Out on a Limb

Why is it that in English we feel the need to differentiate between “hand” and “arm” or between “foot” and “leg”, whereas in a number of other languages, they tend to prefer words that refer to the whole limb, with no differentiation.

 

Not only are there languages which tend to use fewer words than we do, but there are also languages which use more on a regular, normal basis; take Spanish for example. Besides having the word mano to mean “hand”, and brazo for the “arm”, it is usual to distinguish between brazo and antebrazo, which is the “forearm”. You might be tempted to argue that we also have the word “forearm” in English, and while this is of course true, the fact of the matter is that this word is not in normal, everyday use in the way that it is in Spanish.

 

In modern Greek, the word χέρι (heri) is used to mean both “arm” and “hand”, while πόδι (podi) means both “foot” and “leg”. It seems unlikely that Greek speakers were doing radically different work from their counterparts in Italy, where braccio and mano distinguish between arm and hand respectively, while the difference between foot and leg is expressed with piede and gamba. Or, even closer to home, Greek and Turkish speakers lived side by side, often living very similar lives, but Turkish speakers differentiated between kol (arm) and el (hand). There doesn’t seem to be any practical, logical reason for one language to need the extra words, while the other doesn’t. I suspect that we will never know the answer as to why, but it is an interesting linguistic phenomenon nonetheless!

6 thoughts on “Out on a Limb

  1. In Irish, there is no ‘lámh’ can mean hand or arm, ‘sciathán’ can mean arm or wing (that of a bird) and ‘géag’ can mean a human limb or branch (I realise that tree-limb is sometimes used in English but it’s unusual).

    • That’s very interesting re sciathán. I wonder how many languages have the same word for arm/ wing. It seems quite logical, when you think about it! In Greek you might use “tree-limb” in a very poetic sense, perhaps in a work of literature, but certainly not in ordinary language! Would the same word be used in Irish for a limb of a dog or cat or some other animal too?

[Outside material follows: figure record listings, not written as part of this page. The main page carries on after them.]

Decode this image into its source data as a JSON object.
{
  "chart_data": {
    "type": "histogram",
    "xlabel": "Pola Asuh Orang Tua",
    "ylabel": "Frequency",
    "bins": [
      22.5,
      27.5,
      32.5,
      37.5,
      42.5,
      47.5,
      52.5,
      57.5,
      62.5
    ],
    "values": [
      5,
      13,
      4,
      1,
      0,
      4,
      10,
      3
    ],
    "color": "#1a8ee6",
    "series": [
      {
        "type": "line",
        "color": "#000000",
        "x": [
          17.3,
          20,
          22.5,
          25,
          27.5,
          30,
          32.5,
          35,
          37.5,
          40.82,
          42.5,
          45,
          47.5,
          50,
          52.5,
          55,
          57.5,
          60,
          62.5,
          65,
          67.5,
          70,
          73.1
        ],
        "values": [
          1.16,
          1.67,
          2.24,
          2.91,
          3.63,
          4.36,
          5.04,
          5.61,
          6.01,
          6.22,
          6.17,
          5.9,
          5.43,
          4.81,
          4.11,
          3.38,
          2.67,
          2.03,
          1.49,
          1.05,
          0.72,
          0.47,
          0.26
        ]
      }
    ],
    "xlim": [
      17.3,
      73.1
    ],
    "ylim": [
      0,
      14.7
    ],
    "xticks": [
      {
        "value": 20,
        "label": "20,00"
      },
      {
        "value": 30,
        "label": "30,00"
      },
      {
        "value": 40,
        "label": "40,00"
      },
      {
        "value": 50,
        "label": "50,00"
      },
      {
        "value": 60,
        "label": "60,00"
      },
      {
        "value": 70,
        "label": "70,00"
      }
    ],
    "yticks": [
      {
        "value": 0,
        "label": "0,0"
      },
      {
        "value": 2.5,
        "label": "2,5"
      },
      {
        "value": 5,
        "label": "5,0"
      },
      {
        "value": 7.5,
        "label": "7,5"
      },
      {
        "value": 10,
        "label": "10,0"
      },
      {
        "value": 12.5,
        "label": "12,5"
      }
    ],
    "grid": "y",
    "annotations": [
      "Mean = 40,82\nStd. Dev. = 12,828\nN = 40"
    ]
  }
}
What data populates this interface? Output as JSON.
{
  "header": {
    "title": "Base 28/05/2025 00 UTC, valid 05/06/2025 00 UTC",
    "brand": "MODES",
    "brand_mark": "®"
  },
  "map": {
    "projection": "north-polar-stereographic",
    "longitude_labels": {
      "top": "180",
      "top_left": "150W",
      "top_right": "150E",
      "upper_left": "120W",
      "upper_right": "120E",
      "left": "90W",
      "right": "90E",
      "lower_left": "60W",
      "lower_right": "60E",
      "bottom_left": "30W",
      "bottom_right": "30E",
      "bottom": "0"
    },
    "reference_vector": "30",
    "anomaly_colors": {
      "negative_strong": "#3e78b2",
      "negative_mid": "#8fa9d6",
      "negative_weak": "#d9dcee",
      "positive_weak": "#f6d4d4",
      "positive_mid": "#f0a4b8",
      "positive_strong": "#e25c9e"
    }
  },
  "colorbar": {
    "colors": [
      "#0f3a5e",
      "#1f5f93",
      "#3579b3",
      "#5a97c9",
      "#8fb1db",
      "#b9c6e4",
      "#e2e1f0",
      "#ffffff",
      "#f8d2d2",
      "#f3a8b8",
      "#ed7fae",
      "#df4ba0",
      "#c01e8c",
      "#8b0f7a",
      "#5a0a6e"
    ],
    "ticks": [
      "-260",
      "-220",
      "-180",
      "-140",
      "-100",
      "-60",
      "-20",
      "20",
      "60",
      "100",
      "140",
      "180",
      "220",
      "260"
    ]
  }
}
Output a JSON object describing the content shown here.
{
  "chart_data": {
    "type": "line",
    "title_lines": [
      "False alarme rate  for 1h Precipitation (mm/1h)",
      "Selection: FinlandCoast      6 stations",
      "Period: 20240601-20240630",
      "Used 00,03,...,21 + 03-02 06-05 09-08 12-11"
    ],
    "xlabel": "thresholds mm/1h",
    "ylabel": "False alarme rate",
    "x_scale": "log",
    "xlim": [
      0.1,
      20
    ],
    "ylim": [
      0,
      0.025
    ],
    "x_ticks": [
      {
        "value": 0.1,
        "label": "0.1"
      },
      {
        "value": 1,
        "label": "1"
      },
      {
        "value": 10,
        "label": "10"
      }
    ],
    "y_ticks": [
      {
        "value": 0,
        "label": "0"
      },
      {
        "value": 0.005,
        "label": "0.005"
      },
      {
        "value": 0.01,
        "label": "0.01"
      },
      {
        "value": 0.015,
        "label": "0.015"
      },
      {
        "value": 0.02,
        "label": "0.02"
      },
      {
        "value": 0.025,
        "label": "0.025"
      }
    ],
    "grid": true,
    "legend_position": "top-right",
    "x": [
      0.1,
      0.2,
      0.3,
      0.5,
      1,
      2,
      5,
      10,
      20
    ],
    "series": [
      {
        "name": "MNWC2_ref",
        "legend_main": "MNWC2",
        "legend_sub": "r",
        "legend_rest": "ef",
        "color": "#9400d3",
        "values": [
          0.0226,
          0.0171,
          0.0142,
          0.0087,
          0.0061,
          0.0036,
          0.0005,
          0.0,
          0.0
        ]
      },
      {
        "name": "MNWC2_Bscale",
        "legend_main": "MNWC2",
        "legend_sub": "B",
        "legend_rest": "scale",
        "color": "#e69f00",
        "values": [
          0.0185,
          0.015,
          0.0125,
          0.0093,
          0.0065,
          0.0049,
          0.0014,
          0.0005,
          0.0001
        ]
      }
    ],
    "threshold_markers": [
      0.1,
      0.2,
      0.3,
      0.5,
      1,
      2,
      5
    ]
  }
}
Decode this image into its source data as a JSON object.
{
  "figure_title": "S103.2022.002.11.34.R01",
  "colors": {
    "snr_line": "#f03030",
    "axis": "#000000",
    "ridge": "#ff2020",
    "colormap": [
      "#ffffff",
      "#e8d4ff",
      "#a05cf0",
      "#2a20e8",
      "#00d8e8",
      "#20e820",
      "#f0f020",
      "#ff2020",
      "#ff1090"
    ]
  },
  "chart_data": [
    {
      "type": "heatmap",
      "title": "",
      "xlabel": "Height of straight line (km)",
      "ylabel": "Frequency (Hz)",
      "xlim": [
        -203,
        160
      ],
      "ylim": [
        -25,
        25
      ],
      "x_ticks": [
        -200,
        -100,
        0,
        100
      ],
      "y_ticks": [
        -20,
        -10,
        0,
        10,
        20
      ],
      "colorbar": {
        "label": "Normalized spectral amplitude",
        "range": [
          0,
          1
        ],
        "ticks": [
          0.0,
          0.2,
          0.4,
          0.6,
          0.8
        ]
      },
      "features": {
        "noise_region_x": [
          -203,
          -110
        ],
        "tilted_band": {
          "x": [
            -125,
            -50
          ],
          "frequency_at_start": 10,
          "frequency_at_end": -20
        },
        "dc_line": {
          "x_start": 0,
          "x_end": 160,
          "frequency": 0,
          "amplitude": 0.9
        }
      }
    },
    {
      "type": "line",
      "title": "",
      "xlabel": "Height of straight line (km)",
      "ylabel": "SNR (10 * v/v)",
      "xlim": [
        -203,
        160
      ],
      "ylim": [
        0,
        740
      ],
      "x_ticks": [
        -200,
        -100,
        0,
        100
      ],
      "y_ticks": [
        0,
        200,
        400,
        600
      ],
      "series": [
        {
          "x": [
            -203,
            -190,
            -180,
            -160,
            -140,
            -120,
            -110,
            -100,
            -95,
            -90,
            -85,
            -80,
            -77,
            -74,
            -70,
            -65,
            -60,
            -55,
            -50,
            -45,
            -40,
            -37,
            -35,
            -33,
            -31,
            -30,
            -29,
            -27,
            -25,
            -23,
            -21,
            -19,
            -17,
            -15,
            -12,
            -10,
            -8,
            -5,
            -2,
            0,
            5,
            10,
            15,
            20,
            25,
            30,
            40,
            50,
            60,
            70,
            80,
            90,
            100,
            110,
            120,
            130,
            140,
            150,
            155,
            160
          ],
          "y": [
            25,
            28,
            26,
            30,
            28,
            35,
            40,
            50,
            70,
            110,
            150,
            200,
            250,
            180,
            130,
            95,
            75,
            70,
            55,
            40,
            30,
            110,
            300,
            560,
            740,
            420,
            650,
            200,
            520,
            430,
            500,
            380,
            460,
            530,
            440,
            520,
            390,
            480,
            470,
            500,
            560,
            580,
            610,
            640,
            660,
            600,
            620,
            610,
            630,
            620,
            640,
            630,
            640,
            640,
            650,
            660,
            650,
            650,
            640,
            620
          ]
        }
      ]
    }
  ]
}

  2. When ever you learn that one language doesn’t differentiate such a term that another language renders differently or more specifically it’s always a difficult concept to comprehend? I should imagine that all languages throughout their development have varying degrees of metonymy for a variety of terms in its vocabulary:

    English Arm: (upper arm > elbow > forearm > wrist) > hand > fingers
    Greek χέρι: (βραχίονας > αγκώνας> πήχης > καρπός) > χέρι > δάχτυλα
    chéri: (brachíonas > agkónas > píchis > karpós) > chéri > dáchtyla

    The Brythonic Celtic languages differentiate between arm and hand it doesn’t however, have a specific word like English for ‘upper arm’ and I don’t think Cornish has a separate word for ‘forearm’ although it does have two words for hand, leuv is an open
    hand and dorn is a closed hand or fist (Welsh: dwrn):

    Welsh braich: (? > elin > blaen y fraich > arddwrn) > llaw
    Breton brec’h: (? > ilin > arvrec’h > arzorn) > dorn
    Cornish bregh: (? > elin > ? > konna-bregh) > leuv > dorn

    Welsh, Cornish and Breton also have separate ‘dual’ words for ‘pairs of’ body parts:

    both arms: (Cornish) diwvregh (Breton) divrec’h
    both elbows: (Cornish) dewelin
    both forearms (Breton) divarvrec’h
    both wrists (Cornish) dewgonna-bregh
    both hands (Cornish) dewdhorn diwla/diwleuw (Breton) diwla/daouarn (Welsh) dwylaw/dwylo

    • I do think it is interesting that the Brythonic languages have the dual form. I was looking at instances of duality just recently in Slovenian, too. I wonder if it is the remnants of a much more important linguistic phenomenon than it is today, and what that says about the culture in which it developed. Re Greek: βραχίονας and πήχης do exist, of course, but they are not words that are generally used much, you hardly ever hear them.

      • I should imagine in the case of Welsh which it seems is either losing or just doesn’t use its dual form nouns as much as is evident in Cornish and Breton, it’s the actual word for ‘both’ (y ddau/ddwy) being the same word for ‘two’ that benefits from greater emphasis by having it prefixed to whichever noun it’s qualifying to reduce any ambiguity?

  3. Russian not only has one word for ‘hand/arm’ and one for ‘foot/leg’, but also one for ‘finger/toe’, like technical English digit. They are рука (ruka), нога (noga), палец (pal’ets) respectively.